On pourrait se prélasser dans ces scènes pendant des jours, en écoutant le son des voix des femmes, en les regardant charger leur travail et leur oisiveté de diverses sortes d'amour. Fornés a déclaré : « Je ressens les personnagesFièvredebout autour de moi », et c'est une sensation de langueur en délicieuse compagnie qui caractérise le plus la pièce. Mais quelque chose de méchant nous attend, une sorte de résistance démoniaque à ce joyeux rassemblement. Au cours d'une des scènes nomades, le public regarde à travers un trou de la scène Julia, qui se retourne sur un lit, tourmentée par les hallucinations des « juges » qui la persécutent. Son accident, murmure l'une des femmes, était un accident crypto-sympathique : un chasseur a abattu un cerf, mais d'une manière ou d'une autre, c'est Julia qui est tombée. Quand on entend enfin ce que Julia marmonne dans sa couverture (le concepteur sonore Palmer Hefferan nous laisse écouter avec des écouteurs), on s'aperçoit qu'elle est traquée par le Patriarcat lui-même. C'est un système judiciaire meurtrier qui veut qu'elle reconnaisse que la véritable humanité est masculine – et le courageux Fefu est le prochain dans leur ligne de mire.

Fornés utilise des modes de parole familiers dans la vie quotidienne mais étrangement rares sur scène : les femmes se lisent les bons morceaux des magazines, pratiquent leur français, tentent de faire des calculs à voix haute (sur l'espérance de vie d'une histoire d'amour), raconter un rêve étrange, réciter un sonnet de Shakespeare. Malgré la menace de forces cachées, le texte est plus naturaliste, ressemble plus à quelque chose qui a été entendu, que ce que l'on trouve dans les drames dits réalistes. Après avoir fait une blague qui a échoué, Paula se retire du salon en disant avec un haussement d'épaules : "C'était une blague de cuisine."Fièvreest plein de langage de cuisine et de langage de chambre à coucher, de langage d'étude et de langage de jardin. C'est l'une des raisons pour lesquelles Fornés a inspiré des milliers de femmes à écrire des pièces de théâtre : on la rencontre et on se rend compte combien de langues on connaît.

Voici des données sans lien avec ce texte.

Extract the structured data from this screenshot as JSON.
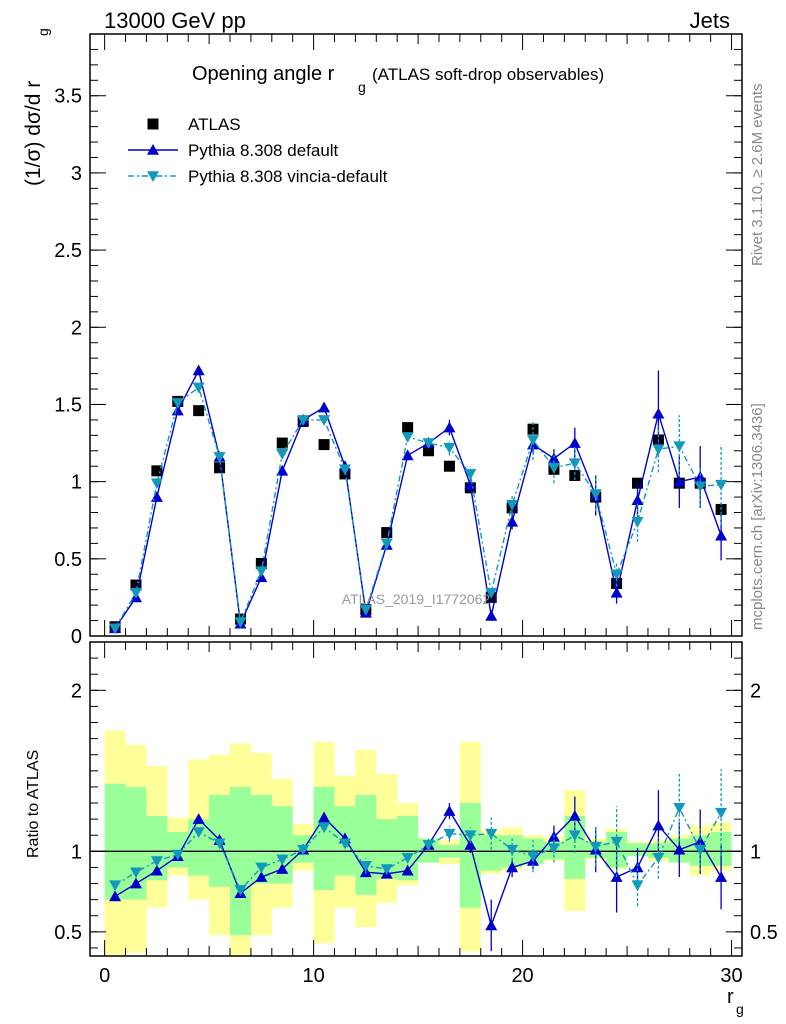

Fornés est ici si décontractée dans sa puissance de composition qu'elle extraitun autre écrivainpour le point culminant. Emma interprète un long prologue écrit par la vraie Emma Fry, un passage baroque d'invectives et d'idéalisme d'avant-guerre. Pourquoi quelqu’un a-t-il déjà écrit comme Fry ? Ce ne sont que des métaphores coagulées, avec des femmes figuratives brandissant des lampes pour éclairer le chemin tandis que l'Environnement (quoi ?) devient notre époux secret – je ne sais vraiment pas. Je lis cette pièce une fois par an et j'ai levé la main à ce discours à chaque fois. Mais le vif-argent Cespedes le livre de manière passionnante, comme un solo de Martha Graham, s'enveloppant dans sa robe rouge d'opéra et frappant des postures dramatiques avec ses manches déchirées. Empreint d'une telle passion, le passage prend enfin tout son sens. Ce,ce, c'est pourquoi quelqu'un a dû mettre en scèneFeu!On y entend que Fornés avait bel et bien trouvé un autre langage : celui de l'enseignement, de l'organisation et de l'inspiration. C’est le son d’un type particulier de mouvement féministe américain. Vous entendrez les échos du cri de ralliement d'Heidi SchreckCe que la Constitution signifie pour moien lui, et, je l'espère, des voix futures aussi.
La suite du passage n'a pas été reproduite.